A partire poi dalla mattinata di domenica 16 dicembre, la maratona Telethon prosegue sulle tre reti Rai con un’ideale staffetta dei più importanti conduttori, fino a concludersi sabato 22 dicembre, con un’edizione serale speciale de “I soliti ignoti”.
L’edizione 2017 della storica maratona sulle reti Rai ha permesso di raccogliere 31 milioni e 320.267 euro, che sono stati destinati a sostenere e finanziare la ricerca scientifica sulle malattie genetiche rare.

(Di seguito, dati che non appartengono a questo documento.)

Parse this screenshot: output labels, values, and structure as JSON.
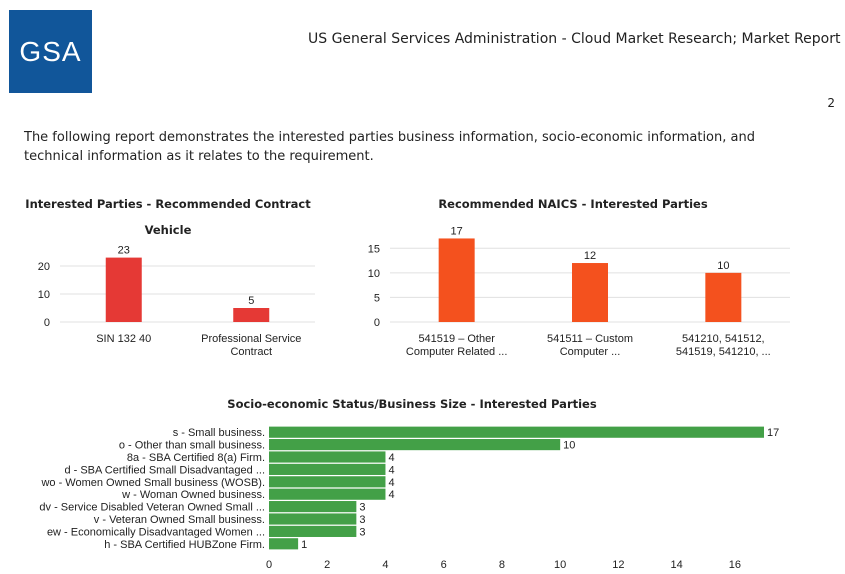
{
  "header": {
    "logo_text": "GSA",
    "title": "US General Services Administration - Cloud Market Research; Market Report",
    "page_number": "2"
  },
  "intro": "The following report demonstrates the interested parties business information, socio-economic information, and technical information as it relates to the requirement.",
  "colors": {
    "logo_bg": "#11569a",
    "red": "#e53935",
    "orange": "#f4511e",
    "green": "#43a047",
    "grid": "#e0e0e0"
  },
  "chart_data": [
    {
      "type": "bar",
      "title_lines": [
        "Interested Parties - Recommended Contract",
        "Vehicle"
      ],
      "categories": [
        [
          "SIN 132 40"
        ],
        [
          "Professional Service",
          "Contract"
        ]
      ],
      "values": [
        23,
        5
      ],
      "yticks": [
        0,
        10,
        20
      ],
      "ylim": [
        0,
        25
      ],
      "color": "#e53935"
    },
    {
      "type": "bar",
      "title_lines": [
        "Recommended NAICS - Interested Parties"
      ],
      "categories": [
        [
          "541519 – Other",
          "Computer Related ..."
        ],
        [
          "541511 – Custom",
          "Computer ..."
        ],
        [
          "541210, 541512,",
          "541519, 541210, ..."
        ]
      ],
      "values": [
        17,
        12,
        10
      ],
      "yticks": [
        0,
        5,
        10,
        15
      ],
      "ylim": [
        0,
        17.5
      ],
      "color": "#f4511e"
    },
    {
      "type": "bar",
      "orientation": "horizontal",
      "title_lines": [
        "Socio-economic Status/Business Size - Interested Parties"
      ],
      "categories": [
        "s - Small business.",
        "o - Other than small business.",
        "8a - SBA Certified 8(a) Firm.",
        "d - SBA Certified Small Disadvantaged ...",
        "wo - Women Owned Small business (WOSB).",
        "w - Woman Owned business.",
        "dv - Service Disabled Veteran Owned Small ...",
        "v - Veteran Owned Small business.",
        "ew - Economically Disadvantaged Women ...",
        "h - SBA Certified HUBZone Firm."
      ],
      "values": [
        17,
        10,
        4,
        4,
        4,
        4,
        3,
        3,
        3,
        1
      ],
      "xticks": [
        0,
        2,
        4,
        6,
        8,
        10,
        12,
        14,
        16
      ],
      "xlim": [
        0,
        17
      ],
      "color": "#43a047"
    }
  ]
}
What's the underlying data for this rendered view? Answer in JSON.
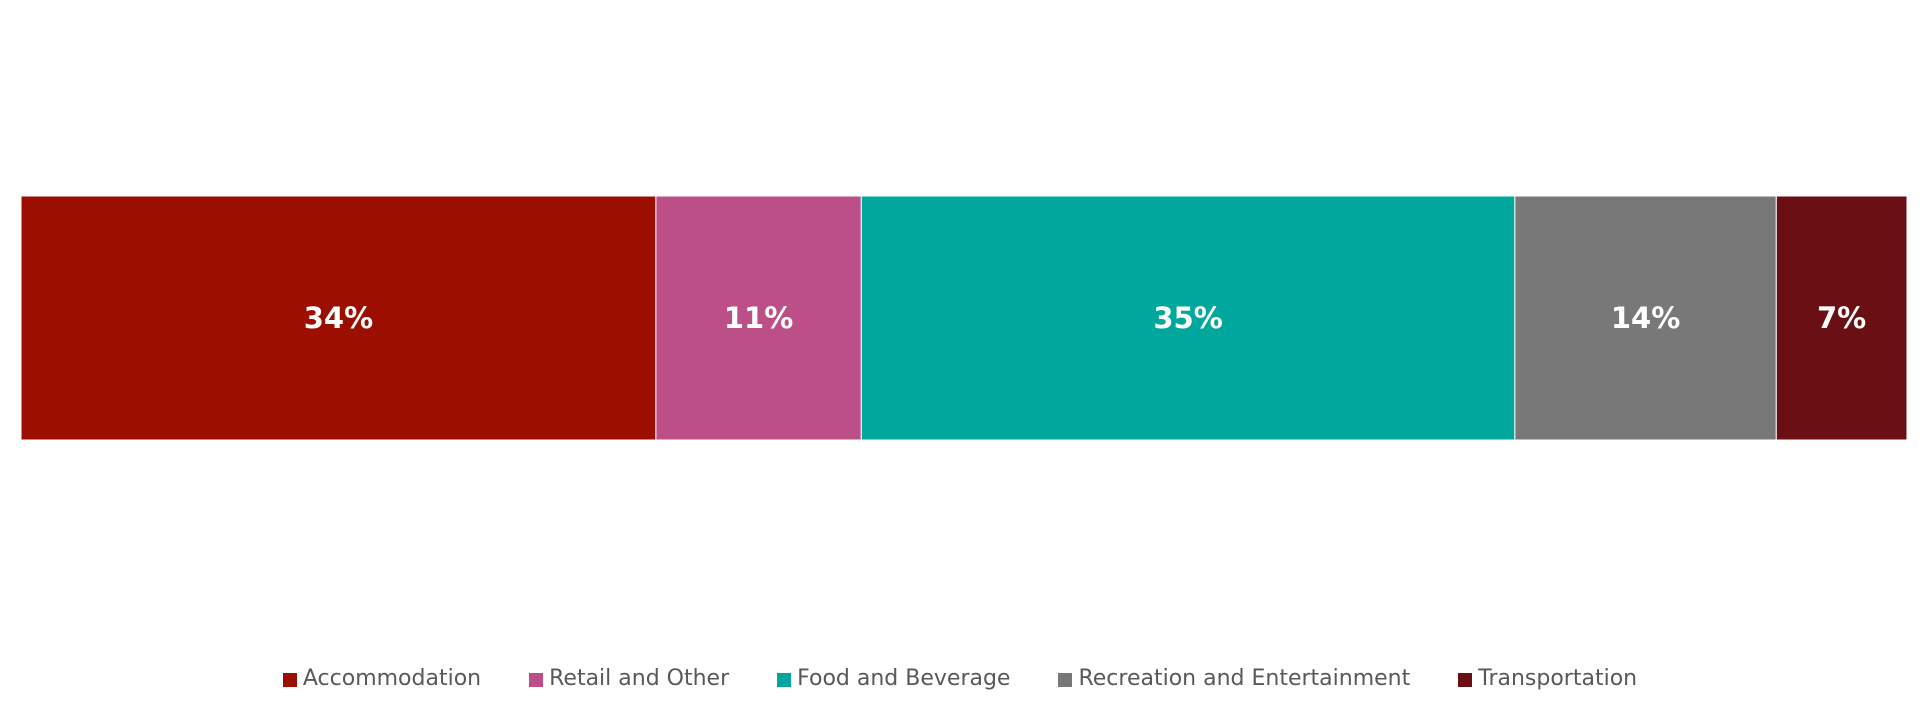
{
  "chart_data": {
    "type": "bar",
    "orientation": "horizontal",
    "stacked": true,
    "normalized": true,
    "value_unit": "%",
    "categories": [
      ""
    ],
    "series": [
      {
        "name": "Accommodation",
        "values": [
          34
        ],
        "label": "34%",
        "color": "#9B0E00"
      },
      {
        "name": "Retail and Other",
        "values": [
          11
        ],
        "label": "11%",
        "color": "#BC4F88"
      },
      {
        "name": "Food and Beverage",
        "values": [
          35
        ],
        "label": "35%",
        "color": "#00A79D"
      },
      {
        "name": "Recreation and Entertainment",
        "values": [
          14
        ],
        "label": "14%",
        "color": "#787878"
      },
      {
        "name": "Transportation",
        "values": [
          7
        ],
        "label": "7%",
        "color": "#6A1014"
      }
    ],
    "legend_position": "bottom",
    "grid": false,
    "axes_visible": false
  }
}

Dal 1° al 31 dicembre 2018 saranno attivi il numero solidale 45510 al quale si potrà inviare un sms scrivendo #presente donando così 2€ per ciascun SMS, e il Numero verde NEXI 800 11 33 77 per le donazioni con Carta di Credito.

La prima Telethon (contrazione di television marathon) nacque nel 1966 negli Stati Uniti d'America su iniziativa del famoso attore Jerry Lewis con il fine di raccogliere fondi per la ricerca sulla distrofia muscolare. Nel corso degli anni il termine è diventato di uso generale e si riferisce ad una qualsiasi trasmissione televisiva della durata di ore, o persino di giorni, mirata alla raccolta di donazioni. La trasmissione, di cui esistono analoghi in molti paesi europei, si compone di stacchi di varietà, cantanti, musicisti, attori comici e altri artisti e ospiti inframmezzati da richieste di donazioni e approfondimenti giornalistici. Il Telethon di maggior successo al mondo, per quanto riguarda i fondi raccolti, è la trasmissione di 25 ore nell'Australia occidentale diretta da Seven Perth a favore dell'ospedale Princess Margaret Children di Perth.